Nigerian population must not be static no; we are growing. Our consumption pattern has changed and we are now importing a lot of things and exporting at the same time. That is in the medium term to put a system. But in the long term it is even to have a modern term traffic management.
The Nigerian Shippers Council has carried out a study and we know what the problems are. The problem is that we are having 7000 trucks everyday in Apapa. But what you need is about 1600 trucks daily. So you have an excess of 5400 trucks doing nothing at Apapa. How can anybody allow 5000 excess trucks in Apapa? They are looking for freight. Some will be going around to be looking for cargo to carry or to truck. That is not acceptable. Nigerian Port Authority (NPA) supposed to own the whole Apapa. You cannot erect a kiosk without the permission of the NPA but Nigeria is beleaguered by so much indiscipline. Everybody could create something and then get certificate and tell you he has government authorisation to operate where he is. But what gladdens my heart is the coming onboard of the new Lagos State Government, which has been extremely responsive.
The Governor Babajide Sanwo-Olu, himself had been to Apapa twice. He was with Vice President Yemi Osinbajo on a visit to Apapa and he has assured us of his contribution because it is necessary to create this synergy In tackling the Apapa gridlock.
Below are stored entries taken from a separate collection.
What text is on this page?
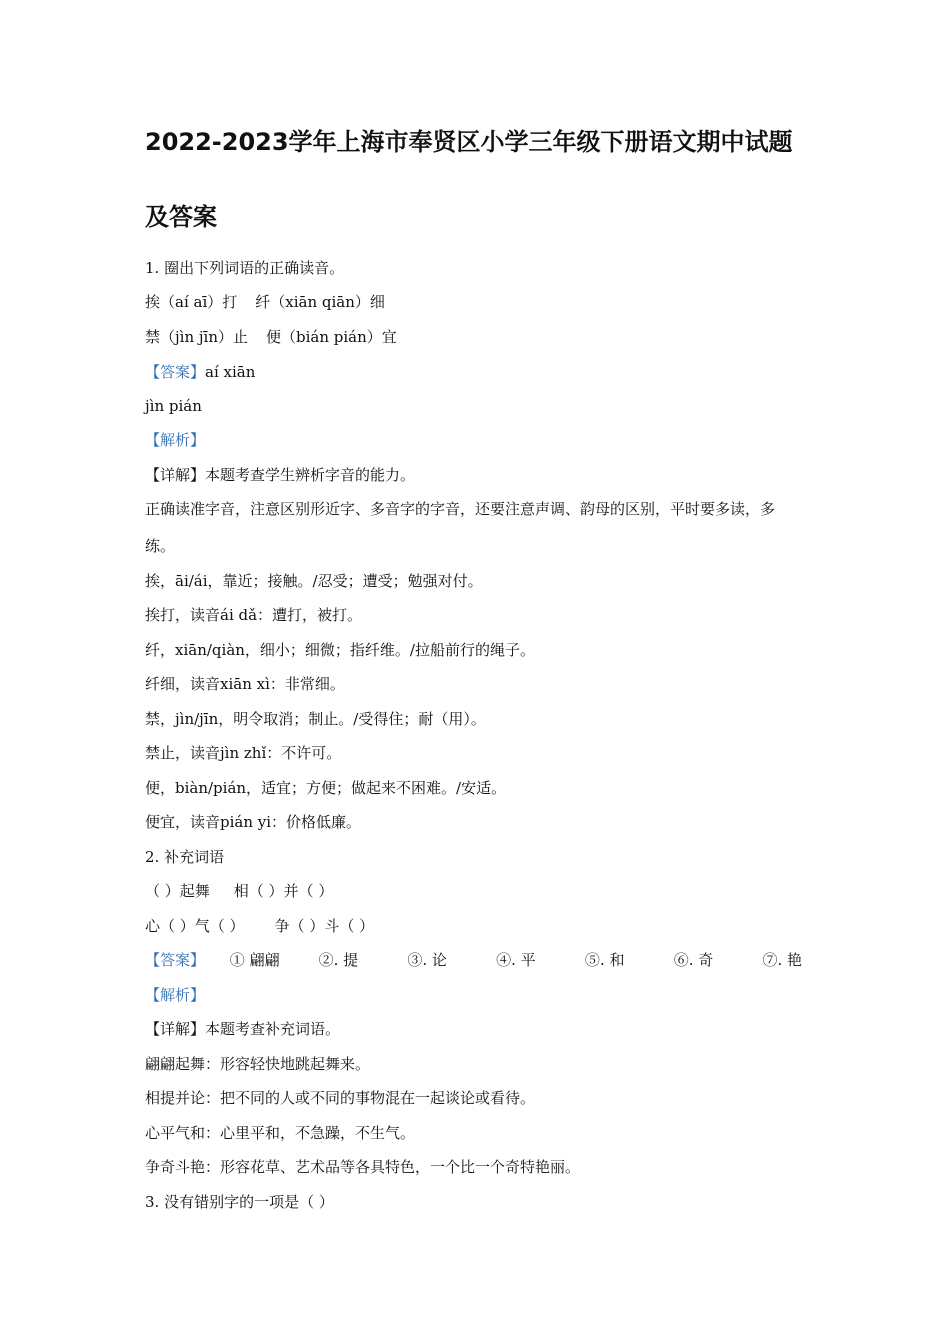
2022-2023学年上海市奉贤区小学三年级下册语文期中试题
及答案
1. 圈出下列词语的正确读音。
挨（aí aī）打 纤（xiān qiān）细
禁（jìn jīn）止 便（bián pián）宜
【答案】aí xiān
jìn pián
【解析】
【详解】本题考查学生辨析字音的能力。
正确读准字音，注意区别形近字、多音字的字音，还要注意声调、韵母的区别，平时要多读，多
练。
挨，āi/ái，靠近；接触。/忍受；遭受；勉强对付。
挨打，读音ái dǎ：遭打，被打。
纤，xiān/qiàn，细小；细微；指纤维。/拉船前行的绳子。
纤细，读音xiān xì：非常细。
禁，jìn/jīn，明令取消；制止。/受得住；耐（用）。
禁止，读音jìn zhǐ：不许可。
便，biàn/pián，适宜；方便；做起来不困难。/安适。
便宜，读音pián yi：价格低廉。
2. 补充词语
（ ）起舞 相（ ）并（ ）
心（ ）气（ ） 争（ ）斗（ ）
【答案】 ① 翩翩	②. 提	③. 论	④. 平	⑤. 和	⑥. 奇	⑦. 艳
【解析】
【详解】本题考查补充词语。
翩翩起舞：形容轻快地跳起舞来。
相提并论：把不同的人或不同的事物混在一起谈论或看待。
心平气和：心里平和，不急躁，不生气。
争奇斗艳：形容花草、艺术品等各具特色，一个比一个奇特艳丽。
3. 没有错别字的一项是（ ）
No extortion if you have a driver. Right now, we have a staging areas, we have truck base. If you look, you will see they are not parking on the bridges anymore. But is it important to sustain it. First of all, why should we have only roads as the means of transportation? That just doesn’t happen anywhere. You can’t have the roads alone, you need to have so many modes of carrying cargoes out of the seaport . The so-called tank farms, why did they exist? You just draw a pipeline from there and pipe 100 miles away, they can go there. Pipeline is a very important means of transportation for wet cargoes .Then, we have the Inland Waterways. Thank God, Nigerian inland Waterways Authority (NIWA) is waking up to its responsibilities. In fact, NIWA and NPA are working together now to have badges to convey cargo. But then we have the rail and about 30 containers were loaded and onboard trains to Kaduna dry port every week, which is how it should be.
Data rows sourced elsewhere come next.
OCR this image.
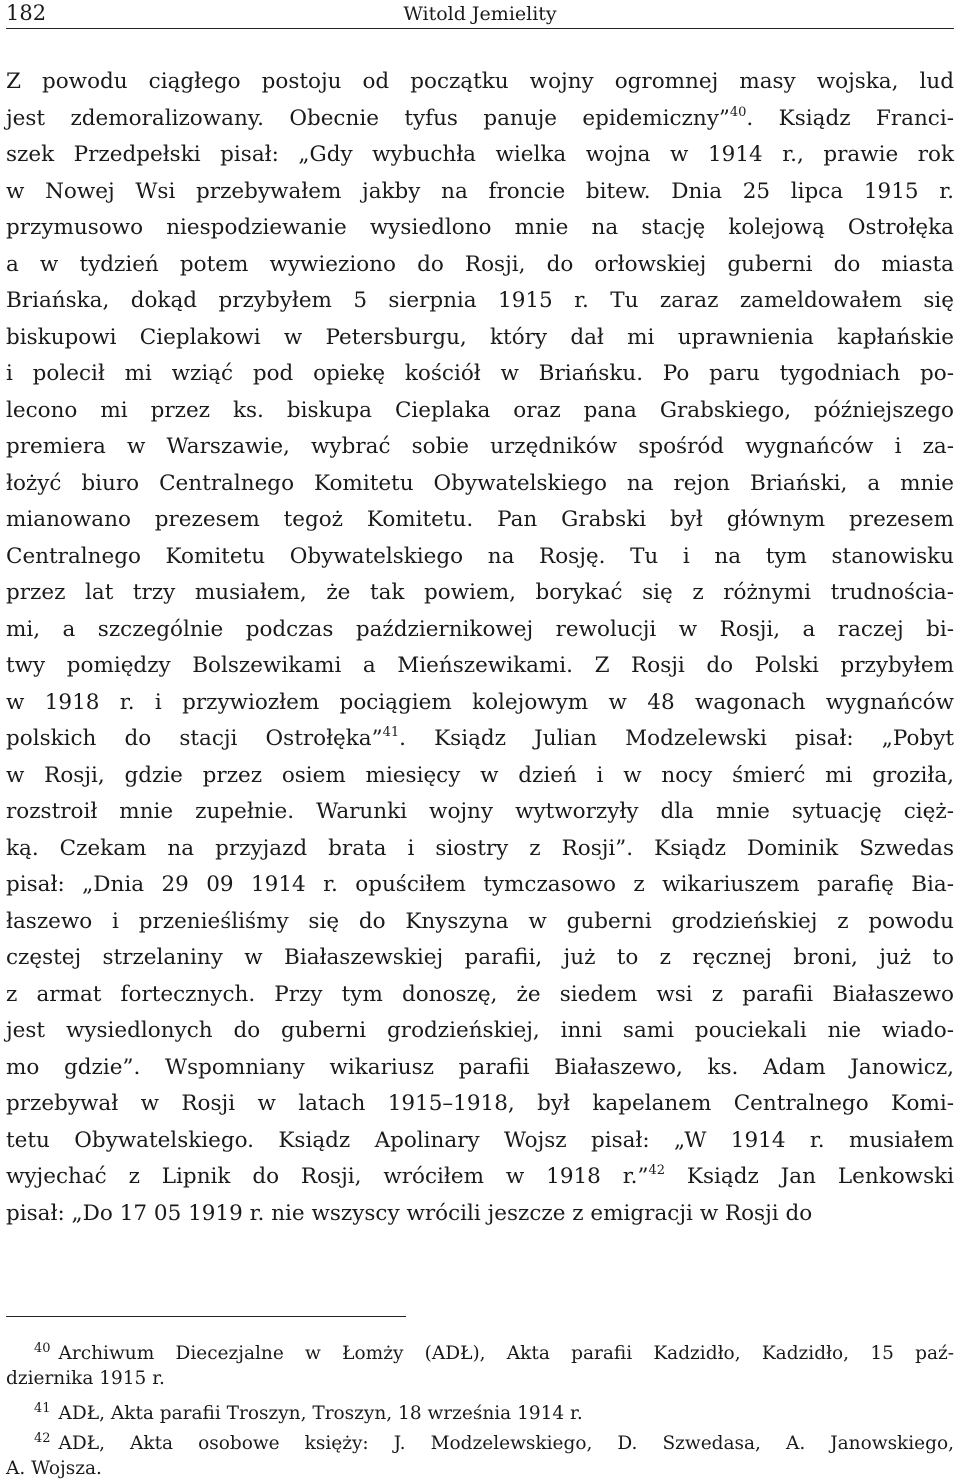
182	Witold Jemielity
Z powodu ciągłego postoju od początku wojny ogromnej masy wojska, lud
jest zdemoralizowany. Obecnie tyfus panuje epidemiczny”$^{40}$. Ksiądz Franci-
szek Przedpełski pisał: „Gdy wybuchła wielka wojna w 1914 r., prawie rok
w Nowej Wsi przebywałem jakby na froncie bitew. Dnia 25 lipca 1915 r.
przymusowo niespodziewanie wysiedlono mnie na stację kolejową Ostrołęka
a w tydzień potem wywieziono do Rosji, do orłowskiej guberni do miasta
Briańska, dokąd przybyłem 5 sierpnia 1915 r. Tu zaraz zameldowałem się
biskupowi Cieplakowi w Petersburgu, który dał mi uprawnienia kapłańskie
i polecił mi wziąć pod opiekę kościół w Briańsku. Po paru tygodniach po-
lecono mi przez ks. biskupa Cieplaka oraz pana Grabskiego, późniejszego
premiera w Warszawie, wybrać sobie urzędników spośród wygnańców i za-
łożyć biuro Centralnego Komitetu Obywatelskiego na rejon Briański, a mnie
mianowano prezesem tegoż Komitetu. Pan Grabski był głównym prezesem
Centralnego Komitetu Obywatelskiego na Rosję. Tu i na tym stanowisku
przez lat trzy musiałem, że tak powiem, borykać się z różnymi trudnościa-
mi, a szczególnie podczas październikowej rewolucji w Rosji, a raczej bi-
twy pomiędzy Bolszewikami a Mieńszewikami. Z Rosji do Polski przybyłem
w 1918 r. i przywiozłem pociągiem kolejowym w 48 wagonach wygnańców
polskich do stacji Ostrołęka”$^{41}$. Ksiądz Julian Modzelewski pisał: „Pobyt
w Rosji, gdzie przez osiem miesięcy w dzień i w nocy śmierć mi groziła,
rozstroił mnie zupełnie. Warunki wojny wytworzyły dla mnie sytuację cięż-
ką. Czekam na przyjazd brata i siostry z Rosji”. Ksiądz Dominik Szwedas
pisał: „Dnia 29 09 1914 r. opuściłem tymczasowo z wikariuszem parafię Bia-
łaszewo i przenieśliśmy się do Knyszyna w guberni grodzieńskiej z powodu
częstej strzelaniny w Białaszewskiej parafii, już to z ręcznej broni, już to
z armat fortecznych. Przy tym donoszę, że siedem wsi z parafii Białaszewo
jest wysiedlonych do guberni grodzieńskiej, inni sami pouciekali nie wiado-
mo gdzie”. Wspomniany wikariusz parafii Białaszewo, ks. Adam Janowicz,
przebywał w Rosji w latach 1915–1918, był kapelanem Centralnego Komi-
tetu Obywatelskiego. Ksiądz Apolinary Wojsz pisał: „W 1914 r. musiałem
wyjechać z Lipnik do Rosji, wróciłem w 1918 r.”$^{42}$ Ksiądz Jan Lenkowski
pisał: „Do 17 05 1919 r. nie wszyscy wrócili jeszcze z emigracji w Rosji do
$^{40}$ Archiwum Diecezjalne w Łomży (ADŁ), Akta parafii Kadzidło, Kadzidło, 15 paź-
dziernika 1915 r.
$^{41}$ ADŁ, Akta parafii Troszyn, Troszyn, 18 września 1914 r.
$^{42}$ ADŁ, Akta osobowe księży: J. Modzelewskiego, D. Szwedasa, A. Janowskiego,
A. Wojsza.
Cargo is not supposed to spend 10 minutes at the port because port is not a storage area; port is a transit area, you just process it and let it go. But why should we have cargo staying in the port for 20, 30 days? It is not acceptable. That is why we are creating dry ports. The one in Ibadan, the construction will soon start and it will have 40000 capacity. It is going to be properly built by the Chinese company and it is a $500 million project. We have Kaduna dry port we are going to have Kano and in other places. Then also, you will see that at our port, there will not be all these problems. These are long term plans. But in the short term; we have to maintain order and discipline we have created. I have to thank the unions. Truck union who came together having seen the problems. I have to appreciate the shipping companies and Terminal operators.
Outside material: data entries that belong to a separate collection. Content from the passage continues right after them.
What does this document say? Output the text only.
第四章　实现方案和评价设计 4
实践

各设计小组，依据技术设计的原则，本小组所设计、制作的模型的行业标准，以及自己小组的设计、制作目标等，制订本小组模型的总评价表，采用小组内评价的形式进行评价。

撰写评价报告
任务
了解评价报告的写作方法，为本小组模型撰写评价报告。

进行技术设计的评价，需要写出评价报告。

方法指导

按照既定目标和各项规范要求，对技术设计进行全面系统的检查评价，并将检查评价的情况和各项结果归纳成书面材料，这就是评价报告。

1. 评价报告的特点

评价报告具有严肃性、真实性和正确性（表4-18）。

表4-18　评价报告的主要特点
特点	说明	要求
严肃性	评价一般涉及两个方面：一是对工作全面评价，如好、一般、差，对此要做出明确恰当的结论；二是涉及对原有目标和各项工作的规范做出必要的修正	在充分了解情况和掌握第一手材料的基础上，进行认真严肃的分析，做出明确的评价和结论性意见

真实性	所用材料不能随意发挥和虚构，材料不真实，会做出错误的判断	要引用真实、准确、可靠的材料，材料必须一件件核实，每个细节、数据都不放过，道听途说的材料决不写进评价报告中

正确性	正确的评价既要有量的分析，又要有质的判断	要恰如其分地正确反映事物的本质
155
Now everybody came together because we are having a crisis and an emergency. So everybody must make some sacrifices. We hope that the Apapa horror will never be repeated. In any case, we have new port in Lekki and where are the access roads to Lekki? What can we use to convey goods to Lekki? And don’t forget Lekki Seaport is there, Dangote Refinery, Fertiliser company are there. What are the infrastructures that will be there? Otherwise, we may not have anything. I don’t want Apapa problems to be repeated even for my children.
Numbers of containers now going to Kaduna Inland Port monthly
What is going there now is about 20 tons every Wednesday but depending on what they have on ground in terms of cargo. Let me 25 tons x 5. The more cargo we get the more it goes to the dry port.